Everywhere I go in the world, women continue to amaze me. In the community in which I am living, everyday I am awed by the strength with which they live their lives.

One volunteer told me her host mother is up at 4 or 5am and she doesn’t ever see her sit down again until dinner. When the volunteer expressed her admiration, her mother responded that it’s all she’s known since she was twelve. This seems quite typical of a woman’s life here.

One Sunday evening, my host mum came home. That day, after working a 6-day week, she had gone to Church, then gone straight to attend a funeral, followed by supporting a friend after a bus crash had killed 8 people including an acquaintance of theirs. She said how tired she felt as she walked in and sat down for dinner. Then her phone rang. Her good friend and colleague had just lost her mother. She wolfed down her food, packed a string bag, checked I was okay to lock up and put her daughter to sleep, and left to accompany the friend to her home village. She knocked on our front door again at 5am after staying up all night at Ella’s family home saying prayers. There was no complaint, it was just what you did for a friend.

A few days later, on the day Ella returned from the burial in her home village, a group of about 7 women, including my host mum and I, went round to Ella’s house. We each gave a small amount of money and in turn said something comforting to offer our condolences, with Ella responding to each comment. The electricity went out and so we sat there by the light of our phones comforting our friend. It was a true support network in action.

Then I’d like to single out my host mum herself. She is a working single mother. Both her parents are dead and she grew in very difficult conditions but is now a qualified nurse. As the only daughter growing up she had to fetch water every morning and cook a meal before heading to school in the afternoon. She refuses to take money from her baby’s father despite sharing a place of work with him and seeing him every day. Though she is not well off and is constantly battling late payments from work, she is also supporting her niece through school as her brother and his wife have little education nor means to support their childrens’. She believes it’s what she should do and wishes she could take in other nieces and nephews – when this niece has eventually graduated college she plans to take in another.
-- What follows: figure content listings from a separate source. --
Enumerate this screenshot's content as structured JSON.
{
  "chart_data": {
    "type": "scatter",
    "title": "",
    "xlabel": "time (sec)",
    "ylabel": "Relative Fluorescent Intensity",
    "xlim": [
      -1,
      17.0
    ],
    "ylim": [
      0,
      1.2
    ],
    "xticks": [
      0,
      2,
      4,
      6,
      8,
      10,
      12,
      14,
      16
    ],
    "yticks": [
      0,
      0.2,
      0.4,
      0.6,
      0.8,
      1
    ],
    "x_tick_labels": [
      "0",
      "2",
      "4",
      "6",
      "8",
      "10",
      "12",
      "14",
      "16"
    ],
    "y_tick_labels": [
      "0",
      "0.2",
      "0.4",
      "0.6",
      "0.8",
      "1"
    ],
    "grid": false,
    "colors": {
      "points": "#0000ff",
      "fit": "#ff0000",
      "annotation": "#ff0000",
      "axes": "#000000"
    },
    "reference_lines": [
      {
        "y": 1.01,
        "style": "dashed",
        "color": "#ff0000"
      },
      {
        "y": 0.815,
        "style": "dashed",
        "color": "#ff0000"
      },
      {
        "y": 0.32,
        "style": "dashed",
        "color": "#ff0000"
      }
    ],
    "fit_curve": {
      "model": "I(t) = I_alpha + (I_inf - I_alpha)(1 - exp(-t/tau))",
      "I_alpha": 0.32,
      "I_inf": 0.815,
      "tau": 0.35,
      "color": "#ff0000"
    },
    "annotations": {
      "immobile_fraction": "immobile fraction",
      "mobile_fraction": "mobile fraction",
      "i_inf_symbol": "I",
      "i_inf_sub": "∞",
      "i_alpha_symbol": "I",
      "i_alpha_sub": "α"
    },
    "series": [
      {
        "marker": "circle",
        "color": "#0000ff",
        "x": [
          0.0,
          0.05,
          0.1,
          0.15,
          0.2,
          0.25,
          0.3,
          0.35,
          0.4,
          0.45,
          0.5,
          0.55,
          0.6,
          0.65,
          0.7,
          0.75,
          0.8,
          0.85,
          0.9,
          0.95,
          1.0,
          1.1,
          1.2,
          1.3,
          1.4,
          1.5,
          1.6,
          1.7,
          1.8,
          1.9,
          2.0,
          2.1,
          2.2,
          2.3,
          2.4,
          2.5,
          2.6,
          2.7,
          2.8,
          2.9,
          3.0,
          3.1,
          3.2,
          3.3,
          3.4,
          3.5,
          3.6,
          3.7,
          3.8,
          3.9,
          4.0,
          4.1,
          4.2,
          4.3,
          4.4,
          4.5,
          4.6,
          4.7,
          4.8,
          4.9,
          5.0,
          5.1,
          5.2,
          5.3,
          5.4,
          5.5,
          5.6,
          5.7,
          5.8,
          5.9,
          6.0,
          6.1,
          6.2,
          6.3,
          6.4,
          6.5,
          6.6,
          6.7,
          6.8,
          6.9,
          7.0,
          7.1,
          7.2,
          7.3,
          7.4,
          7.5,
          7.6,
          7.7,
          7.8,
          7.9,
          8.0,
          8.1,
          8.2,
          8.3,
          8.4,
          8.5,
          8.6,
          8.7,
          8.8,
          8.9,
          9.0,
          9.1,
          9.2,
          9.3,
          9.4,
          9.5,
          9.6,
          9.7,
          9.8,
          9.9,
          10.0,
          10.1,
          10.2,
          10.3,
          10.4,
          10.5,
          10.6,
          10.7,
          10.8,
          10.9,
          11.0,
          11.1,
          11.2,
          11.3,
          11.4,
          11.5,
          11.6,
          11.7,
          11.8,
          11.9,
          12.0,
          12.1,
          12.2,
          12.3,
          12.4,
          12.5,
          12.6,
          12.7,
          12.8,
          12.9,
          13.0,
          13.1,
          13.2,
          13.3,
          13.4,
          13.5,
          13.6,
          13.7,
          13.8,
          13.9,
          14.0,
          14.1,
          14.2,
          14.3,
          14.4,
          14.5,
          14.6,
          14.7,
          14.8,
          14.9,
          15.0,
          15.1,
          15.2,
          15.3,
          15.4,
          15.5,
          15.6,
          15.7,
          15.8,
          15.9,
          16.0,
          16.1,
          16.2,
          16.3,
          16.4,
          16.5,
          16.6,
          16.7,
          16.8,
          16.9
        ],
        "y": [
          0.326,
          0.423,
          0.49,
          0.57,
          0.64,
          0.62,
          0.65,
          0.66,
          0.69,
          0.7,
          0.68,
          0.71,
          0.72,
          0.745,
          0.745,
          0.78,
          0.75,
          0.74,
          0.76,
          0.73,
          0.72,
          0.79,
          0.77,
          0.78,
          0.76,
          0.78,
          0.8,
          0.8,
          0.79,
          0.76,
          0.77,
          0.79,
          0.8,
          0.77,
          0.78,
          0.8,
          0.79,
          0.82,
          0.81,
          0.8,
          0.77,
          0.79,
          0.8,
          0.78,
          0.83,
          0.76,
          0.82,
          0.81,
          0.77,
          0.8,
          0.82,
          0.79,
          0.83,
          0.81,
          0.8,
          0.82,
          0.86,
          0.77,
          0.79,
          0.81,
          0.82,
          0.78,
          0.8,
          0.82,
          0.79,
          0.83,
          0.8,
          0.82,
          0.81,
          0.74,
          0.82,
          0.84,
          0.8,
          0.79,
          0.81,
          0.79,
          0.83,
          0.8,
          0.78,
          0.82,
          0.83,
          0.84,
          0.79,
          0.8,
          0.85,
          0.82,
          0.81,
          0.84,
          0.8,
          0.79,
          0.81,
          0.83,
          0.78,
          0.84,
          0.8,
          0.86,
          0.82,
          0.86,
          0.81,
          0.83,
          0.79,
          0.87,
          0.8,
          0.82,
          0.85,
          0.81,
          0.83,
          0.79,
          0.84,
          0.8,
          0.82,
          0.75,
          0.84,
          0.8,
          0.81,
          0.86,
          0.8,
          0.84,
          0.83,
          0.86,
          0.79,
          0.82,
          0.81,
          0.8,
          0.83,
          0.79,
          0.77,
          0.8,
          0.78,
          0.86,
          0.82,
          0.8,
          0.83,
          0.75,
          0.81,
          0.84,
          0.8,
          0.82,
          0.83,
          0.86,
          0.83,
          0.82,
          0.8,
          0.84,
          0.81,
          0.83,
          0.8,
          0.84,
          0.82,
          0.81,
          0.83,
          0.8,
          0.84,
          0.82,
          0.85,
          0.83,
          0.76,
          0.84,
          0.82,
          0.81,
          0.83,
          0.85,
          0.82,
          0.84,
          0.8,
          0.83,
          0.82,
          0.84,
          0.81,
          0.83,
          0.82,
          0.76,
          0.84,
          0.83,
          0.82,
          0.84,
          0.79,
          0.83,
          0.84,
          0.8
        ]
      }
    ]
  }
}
She gives time from her weekend to being a teacher at Sunday school. She is bright and smiley with a hearty laugh and a loud booming joyous shout you can hear coming before you see her.

Living in a female-led household I am accessing the women’s lives far more than the men’s. However I have lost count of how many husbands/fathers/men I have now heard about who seem to cheat on their wives or girlfriends here. Beyond it being common, it’s as if it’s the complete norm.